If you need to use a larger draft model that doesn’t fit on a single GPU, consider using a smaller or quantized draft model, or wait for future vLLM releases that may add support for TP > 1 in draft models. Would you like more detail on workarounds or configuration examples?

Sources:

Ok, thanks!But the official docshttps://docs.vllm.ai/en/stable/features/spec_decode.html only say not support PP now.

Currently, speculative decoding in vLLM is not compatible with pipeline parallelism.

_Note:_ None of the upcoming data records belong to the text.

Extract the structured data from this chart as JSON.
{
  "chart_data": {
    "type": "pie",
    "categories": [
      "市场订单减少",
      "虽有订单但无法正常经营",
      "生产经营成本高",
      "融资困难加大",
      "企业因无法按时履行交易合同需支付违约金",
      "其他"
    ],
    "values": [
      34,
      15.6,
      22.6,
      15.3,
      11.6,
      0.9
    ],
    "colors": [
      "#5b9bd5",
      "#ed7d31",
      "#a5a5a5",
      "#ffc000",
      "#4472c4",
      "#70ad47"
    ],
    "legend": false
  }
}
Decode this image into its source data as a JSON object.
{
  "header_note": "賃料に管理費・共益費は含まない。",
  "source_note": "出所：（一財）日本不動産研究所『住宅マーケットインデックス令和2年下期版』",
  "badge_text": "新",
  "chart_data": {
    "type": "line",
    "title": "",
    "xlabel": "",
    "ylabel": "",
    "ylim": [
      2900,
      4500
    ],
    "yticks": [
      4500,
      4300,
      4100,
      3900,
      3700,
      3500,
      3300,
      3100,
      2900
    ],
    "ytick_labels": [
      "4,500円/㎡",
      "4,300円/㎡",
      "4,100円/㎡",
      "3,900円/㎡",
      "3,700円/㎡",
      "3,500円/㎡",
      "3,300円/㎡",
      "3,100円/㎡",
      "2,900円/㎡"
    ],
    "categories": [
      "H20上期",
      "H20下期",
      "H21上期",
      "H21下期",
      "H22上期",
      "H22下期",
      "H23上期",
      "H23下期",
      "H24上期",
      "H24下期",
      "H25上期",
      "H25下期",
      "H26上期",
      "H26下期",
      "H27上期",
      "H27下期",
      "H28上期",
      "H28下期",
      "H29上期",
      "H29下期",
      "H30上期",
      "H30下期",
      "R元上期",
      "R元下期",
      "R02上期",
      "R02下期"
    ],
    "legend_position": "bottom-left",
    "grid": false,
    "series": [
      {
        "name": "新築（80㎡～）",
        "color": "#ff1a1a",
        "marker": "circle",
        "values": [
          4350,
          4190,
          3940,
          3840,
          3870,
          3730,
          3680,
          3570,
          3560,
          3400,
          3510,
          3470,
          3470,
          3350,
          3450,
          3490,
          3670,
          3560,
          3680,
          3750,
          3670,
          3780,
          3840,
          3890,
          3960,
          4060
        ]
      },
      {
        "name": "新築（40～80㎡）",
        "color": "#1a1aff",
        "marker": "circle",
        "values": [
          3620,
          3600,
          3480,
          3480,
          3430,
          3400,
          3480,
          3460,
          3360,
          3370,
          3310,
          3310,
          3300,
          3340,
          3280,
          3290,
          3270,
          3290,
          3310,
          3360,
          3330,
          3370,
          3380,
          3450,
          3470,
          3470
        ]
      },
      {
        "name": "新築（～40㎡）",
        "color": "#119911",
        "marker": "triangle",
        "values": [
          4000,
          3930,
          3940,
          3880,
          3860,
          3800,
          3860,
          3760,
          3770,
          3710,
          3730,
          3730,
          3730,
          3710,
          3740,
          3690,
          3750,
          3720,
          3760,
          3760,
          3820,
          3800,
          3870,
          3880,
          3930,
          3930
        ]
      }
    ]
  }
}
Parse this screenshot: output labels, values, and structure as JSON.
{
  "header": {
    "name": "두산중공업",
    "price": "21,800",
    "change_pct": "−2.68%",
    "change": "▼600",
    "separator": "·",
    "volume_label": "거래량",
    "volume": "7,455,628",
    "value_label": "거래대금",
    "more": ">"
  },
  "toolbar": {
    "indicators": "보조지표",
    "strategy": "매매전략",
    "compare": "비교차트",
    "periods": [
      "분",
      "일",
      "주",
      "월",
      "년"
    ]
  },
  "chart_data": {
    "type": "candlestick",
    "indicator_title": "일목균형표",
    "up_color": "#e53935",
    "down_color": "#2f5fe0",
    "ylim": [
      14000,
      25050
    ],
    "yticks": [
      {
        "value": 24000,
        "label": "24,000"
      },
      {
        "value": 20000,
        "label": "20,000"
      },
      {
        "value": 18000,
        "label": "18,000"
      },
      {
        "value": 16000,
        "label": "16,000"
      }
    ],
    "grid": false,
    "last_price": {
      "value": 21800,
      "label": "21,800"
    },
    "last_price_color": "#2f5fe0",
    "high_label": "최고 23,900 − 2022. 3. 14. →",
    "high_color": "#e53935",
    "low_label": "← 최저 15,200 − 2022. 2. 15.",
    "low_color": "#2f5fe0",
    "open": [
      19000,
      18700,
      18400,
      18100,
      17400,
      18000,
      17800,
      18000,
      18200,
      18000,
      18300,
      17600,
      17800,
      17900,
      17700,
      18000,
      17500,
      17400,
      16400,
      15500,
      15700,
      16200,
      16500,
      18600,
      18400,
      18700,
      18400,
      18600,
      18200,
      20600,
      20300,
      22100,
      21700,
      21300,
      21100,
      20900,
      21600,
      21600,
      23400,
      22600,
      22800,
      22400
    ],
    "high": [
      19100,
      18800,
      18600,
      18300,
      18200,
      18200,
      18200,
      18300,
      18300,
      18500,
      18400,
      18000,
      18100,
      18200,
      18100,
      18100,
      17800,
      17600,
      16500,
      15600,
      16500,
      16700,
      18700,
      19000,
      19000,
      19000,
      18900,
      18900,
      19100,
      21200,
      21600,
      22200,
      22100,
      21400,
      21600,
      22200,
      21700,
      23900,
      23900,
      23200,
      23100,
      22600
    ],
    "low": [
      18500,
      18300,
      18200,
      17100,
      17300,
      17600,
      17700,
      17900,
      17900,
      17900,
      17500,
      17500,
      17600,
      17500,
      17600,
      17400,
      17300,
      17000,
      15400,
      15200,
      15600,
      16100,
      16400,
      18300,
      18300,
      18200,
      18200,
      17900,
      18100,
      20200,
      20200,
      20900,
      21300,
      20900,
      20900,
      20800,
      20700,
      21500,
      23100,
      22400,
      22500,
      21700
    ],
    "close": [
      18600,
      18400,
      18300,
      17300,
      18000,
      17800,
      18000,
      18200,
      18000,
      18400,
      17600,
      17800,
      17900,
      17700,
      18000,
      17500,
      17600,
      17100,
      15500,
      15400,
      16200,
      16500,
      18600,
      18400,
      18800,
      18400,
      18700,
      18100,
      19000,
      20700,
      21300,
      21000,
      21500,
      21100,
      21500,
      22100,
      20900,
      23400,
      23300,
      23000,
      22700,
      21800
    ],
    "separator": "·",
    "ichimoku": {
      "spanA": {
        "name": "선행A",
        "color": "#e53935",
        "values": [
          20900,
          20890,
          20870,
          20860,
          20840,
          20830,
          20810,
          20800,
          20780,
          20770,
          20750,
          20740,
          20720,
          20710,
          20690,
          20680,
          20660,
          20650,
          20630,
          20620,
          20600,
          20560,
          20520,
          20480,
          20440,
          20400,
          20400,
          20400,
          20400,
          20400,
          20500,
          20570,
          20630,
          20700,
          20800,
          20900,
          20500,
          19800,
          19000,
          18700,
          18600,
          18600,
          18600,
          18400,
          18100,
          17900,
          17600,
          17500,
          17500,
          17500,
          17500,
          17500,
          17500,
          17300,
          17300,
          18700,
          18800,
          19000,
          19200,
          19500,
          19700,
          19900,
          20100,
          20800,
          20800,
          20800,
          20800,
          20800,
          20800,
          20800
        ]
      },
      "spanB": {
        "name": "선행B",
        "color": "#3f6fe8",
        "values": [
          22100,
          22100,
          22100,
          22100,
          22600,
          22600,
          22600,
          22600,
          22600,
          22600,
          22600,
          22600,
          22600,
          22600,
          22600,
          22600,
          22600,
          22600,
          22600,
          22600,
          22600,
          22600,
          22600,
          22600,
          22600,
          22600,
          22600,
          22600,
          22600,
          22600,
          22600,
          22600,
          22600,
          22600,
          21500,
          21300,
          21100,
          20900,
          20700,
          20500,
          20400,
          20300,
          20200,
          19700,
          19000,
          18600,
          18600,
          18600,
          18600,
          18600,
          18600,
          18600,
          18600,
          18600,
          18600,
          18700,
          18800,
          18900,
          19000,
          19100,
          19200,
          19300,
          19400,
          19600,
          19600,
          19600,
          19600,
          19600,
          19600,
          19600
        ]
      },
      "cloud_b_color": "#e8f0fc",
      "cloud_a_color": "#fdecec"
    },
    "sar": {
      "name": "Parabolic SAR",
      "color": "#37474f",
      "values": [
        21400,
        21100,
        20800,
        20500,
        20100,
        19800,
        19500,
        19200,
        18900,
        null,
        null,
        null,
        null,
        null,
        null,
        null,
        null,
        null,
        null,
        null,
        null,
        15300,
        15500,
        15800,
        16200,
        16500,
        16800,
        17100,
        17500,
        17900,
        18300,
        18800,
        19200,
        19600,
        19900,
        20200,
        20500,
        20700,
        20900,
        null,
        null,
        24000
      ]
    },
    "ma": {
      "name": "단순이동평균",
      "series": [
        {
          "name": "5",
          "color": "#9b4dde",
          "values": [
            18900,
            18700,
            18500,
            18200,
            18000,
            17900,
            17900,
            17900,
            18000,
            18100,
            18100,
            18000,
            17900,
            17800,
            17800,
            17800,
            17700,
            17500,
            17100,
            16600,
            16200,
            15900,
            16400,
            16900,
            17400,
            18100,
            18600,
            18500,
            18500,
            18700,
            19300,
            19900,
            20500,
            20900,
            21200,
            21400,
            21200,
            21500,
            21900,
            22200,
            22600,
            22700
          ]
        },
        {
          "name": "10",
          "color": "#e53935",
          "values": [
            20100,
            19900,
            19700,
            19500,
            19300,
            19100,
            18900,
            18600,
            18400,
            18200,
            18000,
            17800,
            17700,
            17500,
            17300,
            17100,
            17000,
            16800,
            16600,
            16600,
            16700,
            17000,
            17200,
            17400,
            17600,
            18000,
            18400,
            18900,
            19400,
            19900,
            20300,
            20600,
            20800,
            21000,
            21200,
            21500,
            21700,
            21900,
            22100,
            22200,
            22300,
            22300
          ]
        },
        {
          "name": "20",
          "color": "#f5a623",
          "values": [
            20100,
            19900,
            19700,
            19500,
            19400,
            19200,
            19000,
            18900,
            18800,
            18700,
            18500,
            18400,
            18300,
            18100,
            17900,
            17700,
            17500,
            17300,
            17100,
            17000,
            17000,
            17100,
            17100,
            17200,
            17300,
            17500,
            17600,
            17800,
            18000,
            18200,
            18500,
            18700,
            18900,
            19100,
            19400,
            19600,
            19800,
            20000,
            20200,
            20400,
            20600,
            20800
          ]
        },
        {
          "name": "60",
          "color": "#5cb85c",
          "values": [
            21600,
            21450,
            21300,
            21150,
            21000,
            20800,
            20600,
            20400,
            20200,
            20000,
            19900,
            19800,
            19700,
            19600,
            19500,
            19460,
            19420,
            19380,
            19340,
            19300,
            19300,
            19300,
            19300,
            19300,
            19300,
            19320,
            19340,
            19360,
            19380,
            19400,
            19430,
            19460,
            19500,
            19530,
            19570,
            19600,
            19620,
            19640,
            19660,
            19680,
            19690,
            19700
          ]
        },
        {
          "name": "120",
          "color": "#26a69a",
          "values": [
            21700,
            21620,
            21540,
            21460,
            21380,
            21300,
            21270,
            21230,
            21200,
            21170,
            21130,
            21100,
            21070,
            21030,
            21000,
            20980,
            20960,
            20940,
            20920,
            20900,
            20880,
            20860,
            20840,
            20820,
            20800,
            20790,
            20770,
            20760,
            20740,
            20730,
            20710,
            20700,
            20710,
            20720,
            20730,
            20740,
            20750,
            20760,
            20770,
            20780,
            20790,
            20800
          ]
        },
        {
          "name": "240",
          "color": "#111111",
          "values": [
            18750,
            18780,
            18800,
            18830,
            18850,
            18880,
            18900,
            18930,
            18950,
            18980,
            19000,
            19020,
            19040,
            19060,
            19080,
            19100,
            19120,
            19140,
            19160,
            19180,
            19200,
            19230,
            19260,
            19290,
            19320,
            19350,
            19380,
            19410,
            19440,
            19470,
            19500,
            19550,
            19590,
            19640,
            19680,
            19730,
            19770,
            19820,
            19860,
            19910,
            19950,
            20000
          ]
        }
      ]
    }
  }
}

Besides, default parallel policy is: draft model has the same tp size as target model? https://github.com/vllm-project/vllm/pull/5414. This pr also confuses me.

You’re correct that the official docs explicitly state speculative decoding is not compatible with pipeline parallelism (PP), but the situation with tensor parallelism (TP) is more nuanced. By default, vLLM sets the draft model’s TP to match the target model’s TP unless you explicitly set draft_tensor_parallel_size to 1. However, as of now, only draft_tensor_parallel_size=1 is fully supported and stable—using TP>1 for the draft model can lead to errors like the one you encountered, and this is acknowledged in PR #5414 and related discussions.

The PR you referenced (#5414) added infrastructure for supporting different TP sizes between draft and target models, but it was merged with TP>1 for the draft model disabled by default due to unresolved issues. So, while the config allows you to set TP>1, in practice, only TP=1 for the draft model is recommended and supported. Would you like a step-by-step explanation of how to configure this?

Sources:

Thanks very much! I know how to configure it. Thanks!